LTE-capable networks will continue to mushroom around the globe through 2018, according to ABI Research. In particular, frequency-division duplex (FDD) networks will see their population coverage expanding at a compound annual growth rate of 33% between 2012 and 2018 to hit 57%. Time-division duplex (TDD) networks will gain ground at a more rapid rate of 43% during this period but will only reach 52% population coverage due to fewer licensed markets currently. Concerning spectrum, about three quarters of recent and upcoming auctions grant the rights to deploy 4G networks. Of these, 29% involve 2600 MHz, 25% 800 MHz and 22% 1800 MHz, making these three bands the most popular.

Demand for flexible displays is set to undergo massive growth during the next seven years, with a broad variety of applications – ranging from smartphones to giant screens mounted on buildings – driving a nearly 250 times expansion in shipments from 2013 through 2020. Global shipments of flexible displays are projected to soar to 792 million units in 2020, up from 3,2 million in 2013, according to a new IHS report. Market revenue will rise to $41,3 billion, up from just $100 000 during the same period.

IMS Research is predicting strong growth for the power measurement hardware market, with global revenues amounting to more than $4,2 billion cumulatively over the next five years. Factors driving this growth will include increased electricity use, energy efficiency initiatives, government mandates, more knowledge among building professionals on the benefits of submetering and the increased adoption of system-level control schemes – including building automation and energy-management systems.
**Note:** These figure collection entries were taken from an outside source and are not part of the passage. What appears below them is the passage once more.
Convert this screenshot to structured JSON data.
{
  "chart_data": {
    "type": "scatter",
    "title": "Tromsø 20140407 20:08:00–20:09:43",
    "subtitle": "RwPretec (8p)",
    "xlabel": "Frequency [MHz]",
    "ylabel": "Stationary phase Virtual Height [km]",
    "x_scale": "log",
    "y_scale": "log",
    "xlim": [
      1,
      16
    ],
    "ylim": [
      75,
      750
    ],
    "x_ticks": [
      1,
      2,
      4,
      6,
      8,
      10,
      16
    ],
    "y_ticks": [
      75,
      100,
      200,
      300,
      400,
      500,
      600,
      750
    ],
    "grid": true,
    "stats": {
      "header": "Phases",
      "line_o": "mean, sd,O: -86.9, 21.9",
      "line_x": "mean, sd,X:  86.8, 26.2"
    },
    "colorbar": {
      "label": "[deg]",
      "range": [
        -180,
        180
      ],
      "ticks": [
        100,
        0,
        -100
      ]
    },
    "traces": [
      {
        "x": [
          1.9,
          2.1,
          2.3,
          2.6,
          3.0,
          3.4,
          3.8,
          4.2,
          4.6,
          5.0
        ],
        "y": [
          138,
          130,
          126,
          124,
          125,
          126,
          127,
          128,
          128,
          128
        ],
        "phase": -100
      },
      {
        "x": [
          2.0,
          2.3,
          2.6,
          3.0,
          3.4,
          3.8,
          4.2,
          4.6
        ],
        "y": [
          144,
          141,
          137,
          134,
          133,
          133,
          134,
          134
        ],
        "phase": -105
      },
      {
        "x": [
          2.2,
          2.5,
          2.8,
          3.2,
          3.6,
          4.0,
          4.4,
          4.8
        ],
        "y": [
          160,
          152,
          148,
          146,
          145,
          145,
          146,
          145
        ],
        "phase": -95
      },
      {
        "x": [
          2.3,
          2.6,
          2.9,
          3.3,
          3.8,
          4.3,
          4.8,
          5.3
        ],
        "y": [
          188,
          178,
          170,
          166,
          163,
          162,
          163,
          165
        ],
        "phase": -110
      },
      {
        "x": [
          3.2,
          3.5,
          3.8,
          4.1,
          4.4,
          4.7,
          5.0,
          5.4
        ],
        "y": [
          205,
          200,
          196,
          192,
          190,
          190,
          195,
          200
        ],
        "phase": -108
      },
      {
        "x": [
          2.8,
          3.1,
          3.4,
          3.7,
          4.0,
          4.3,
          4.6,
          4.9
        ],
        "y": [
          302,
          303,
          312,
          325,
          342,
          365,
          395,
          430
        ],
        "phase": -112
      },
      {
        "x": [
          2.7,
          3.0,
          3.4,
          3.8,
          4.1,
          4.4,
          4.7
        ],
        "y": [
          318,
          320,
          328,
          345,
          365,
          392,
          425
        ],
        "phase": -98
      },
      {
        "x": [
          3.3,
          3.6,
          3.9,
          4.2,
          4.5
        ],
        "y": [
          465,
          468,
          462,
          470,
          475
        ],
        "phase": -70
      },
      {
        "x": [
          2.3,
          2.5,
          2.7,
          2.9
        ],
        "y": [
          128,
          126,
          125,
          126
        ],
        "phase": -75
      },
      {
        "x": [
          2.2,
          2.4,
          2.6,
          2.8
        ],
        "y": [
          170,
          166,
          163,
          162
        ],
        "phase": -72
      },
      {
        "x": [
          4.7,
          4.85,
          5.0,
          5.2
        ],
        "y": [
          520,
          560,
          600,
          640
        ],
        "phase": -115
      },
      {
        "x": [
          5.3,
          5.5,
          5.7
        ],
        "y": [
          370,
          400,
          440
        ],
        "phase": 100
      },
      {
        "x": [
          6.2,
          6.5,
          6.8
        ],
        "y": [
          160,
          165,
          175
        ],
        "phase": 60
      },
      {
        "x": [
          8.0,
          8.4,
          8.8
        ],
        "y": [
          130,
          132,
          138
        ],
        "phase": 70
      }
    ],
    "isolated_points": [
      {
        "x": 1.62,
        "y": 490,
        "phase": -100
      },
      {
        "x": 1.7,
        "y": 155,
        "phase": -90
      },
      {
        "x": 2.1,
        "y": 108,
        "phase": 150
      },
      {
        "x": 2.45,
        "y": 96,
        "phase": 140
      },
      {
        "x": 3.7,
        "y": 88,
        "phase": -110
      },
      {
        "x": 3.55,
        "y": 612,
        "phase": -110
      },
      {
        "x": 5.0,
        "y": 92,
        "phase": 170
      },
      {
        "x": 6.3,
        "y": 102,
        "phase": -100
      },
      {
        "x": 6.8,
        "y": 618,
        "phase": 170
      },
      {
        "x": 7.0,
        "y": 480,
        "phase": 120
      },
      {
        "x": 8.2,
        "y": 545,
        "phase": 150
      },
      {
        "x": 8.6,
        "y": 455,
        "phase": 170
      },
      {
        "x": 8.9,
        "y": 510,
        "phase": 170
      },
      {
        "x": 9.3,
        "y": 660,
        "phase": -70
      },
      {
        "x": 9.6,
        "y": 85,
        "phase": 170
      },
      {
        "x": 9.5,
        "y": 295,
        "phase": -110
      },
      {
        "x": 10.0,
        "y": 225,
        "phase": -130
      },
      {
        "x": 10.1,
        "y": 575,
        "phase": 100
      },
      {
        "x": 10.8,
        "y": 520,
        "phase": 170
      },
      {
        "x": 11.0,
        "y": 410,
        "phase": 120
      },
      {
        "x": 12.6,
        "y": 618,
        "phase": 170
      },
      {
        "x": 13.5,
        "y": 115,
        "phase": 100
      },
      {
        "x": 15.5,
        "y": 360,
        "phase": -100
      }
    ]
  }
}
Submeters accounted for 65% of global metering revenues in 2012 and are forecast to grow faster than meters with power quality.

Technology

Scientists have developed a technique to enable light beams to travel four times as far down an optical fibre than is possible under normal conditions. The solution is based on a concept similar to that used in noise-cancelling headphones, to transmit a pair of light beams instead of just one, with each beam a mirror image of the other. These beams are then recombined at the receiving end to cancel out optical noise. The technique has been demonstrated to successfully transmit signals at 400 Gbps over a distance of 12 800 km.

Altera will next year start rolling out FPGAs based on Intel’s 14 nm Tri-Gate process and TSMC’s 20 nm process. The 14 nm-based Stratix 10 FPGAs and SOCs will feature more than four million logic elements (LEs) on a single die, 56 Gbps transceivers and more than 10-TeraFLOPs single-precision digital signal processing. The 20 nm-based Arria 10 devices will pack a 1,5 GHz dual-core ARM Cortex-A9 processor and 28 Gbps transceivers.